Alors que Monicelli, ancien metteur en scène de quelques-uns des meilleurs Totò, et inventeur avec L'Armata Brancaleone (1966) de la comédie « transposée » (dans le Moyen Âge des héros de l'Arioste), est d'origine toscane, Risi et Comencini appartiennent à l'Italie du Nord, volontiers laïque, frondeuse à l'égard du clergé. C'est surtout en 1960-1961, avec La Grande Pagaille (Tutti a casa) et À cheval sur le tigre, fondés d'ailleurs sur des sujets sérieux, que Comencini a donné sa mesure d'auteur comique. On citera également Mon Dieu, comment suis-je tombée si bas ? (1974, satire du « néo-romantisme » avant la lettre), L'Argent de la vieille (Lo Scopone scientifico, 1972) et Le Grand Embouteillage (1979). Mais l'auteur de Casanova, de L'Incompris et de Pinocchio sait ménager des effets comiques jusque dans le drame. Quant à Risi, le succès international des Monstres (1963) a marqué le début d'une époque. Parfaitement à son aise dans la catégorie plus ancienne du « film à sketches » (Les Poupées, 1961 ; et surtout Vedo nudo, 1969, dont il est seul signataire), il a obliqué lui aussi vers le registre dramatique avant sa quasi-retraite (Cher papa).

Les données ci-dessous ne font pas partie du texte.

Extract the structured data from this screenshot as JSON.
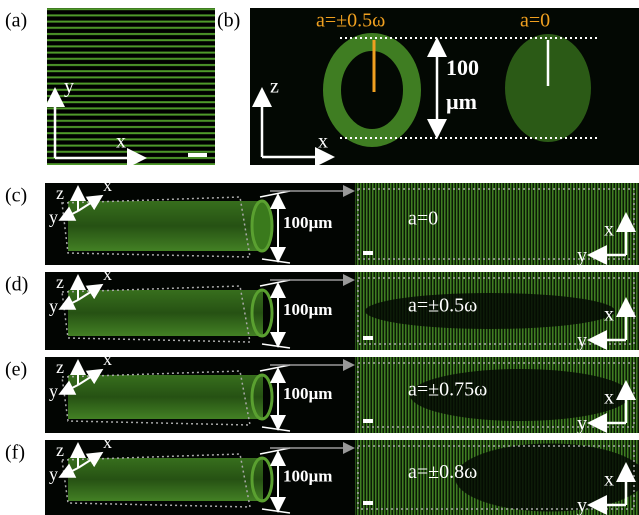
{
  "panels": [
    {
      "label": "(a)",
      "axes": [
        "y",
        "x"
      ]
    },
    {
      "label": "(b)",
      "axes": [
        "z",
        "x"
      ],
      "annotations": [
        "a=±0.5ω",
        "a=0"
      ],
      "scale": [
        "100",
        "µm"
      ]
    },
    {
      "label": "(c)",
      "left_axes": [
        "z",
        "y",
        "x"
      ],
      "scale": "100µm",
      "condition": "a=0",
      "right_axes": [
        "x",
        "y"
      ]
    },
    {
      "label": "(d)",
      "left_axes": [
        "z",
        "y",
        "x"
      ],
      "scale": "100µm",
      "condition": "a=±0.5ω",
      "right_axes": [
        "x",
        "y"
      ]
    },
    {
      "label": "(e)",
      "left_axes": [
        "z",
        "y",
        "x"
      ],
      "scale": "100µm",
      "condition": "a=±0.75ω",
      "right_axes": [
        "x",
        "y"
      ]
    },
    {
      "label": "(f)",
      "left_axes": [
        "z",
        "y",
        "x"
      ],
      "scale": "100µm",
      "condition": "a=±0.8ω",
      "right_axes": [
        "x",
        "y"
      ]
    }
  ]
}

La comédie italienne, capable d'embrasser toute l'histoire de l'Italie depuis vingt-cinq ans à travers celle de son cinéma – comme dans Une vie difficile de Dino Risi (1961) ou Nous nous sommes tant aimés d'Ettore Scola (1974) –, a subi de plein fouet la concurrence de la télévision. Ses créateurs et animateurs se sont retrouvés au complet ou presque pour Les Nouveaux Monstres (1977), film « commémoratif » qui a été un triomphe en Italie et a eu quatre cent mille spectateurs à Paris lors de sa sortie. Mais ce fut un feu de paille. Les tentatives ultimes, cyniques ou prétentieuses, pour renouveler le genre par[...]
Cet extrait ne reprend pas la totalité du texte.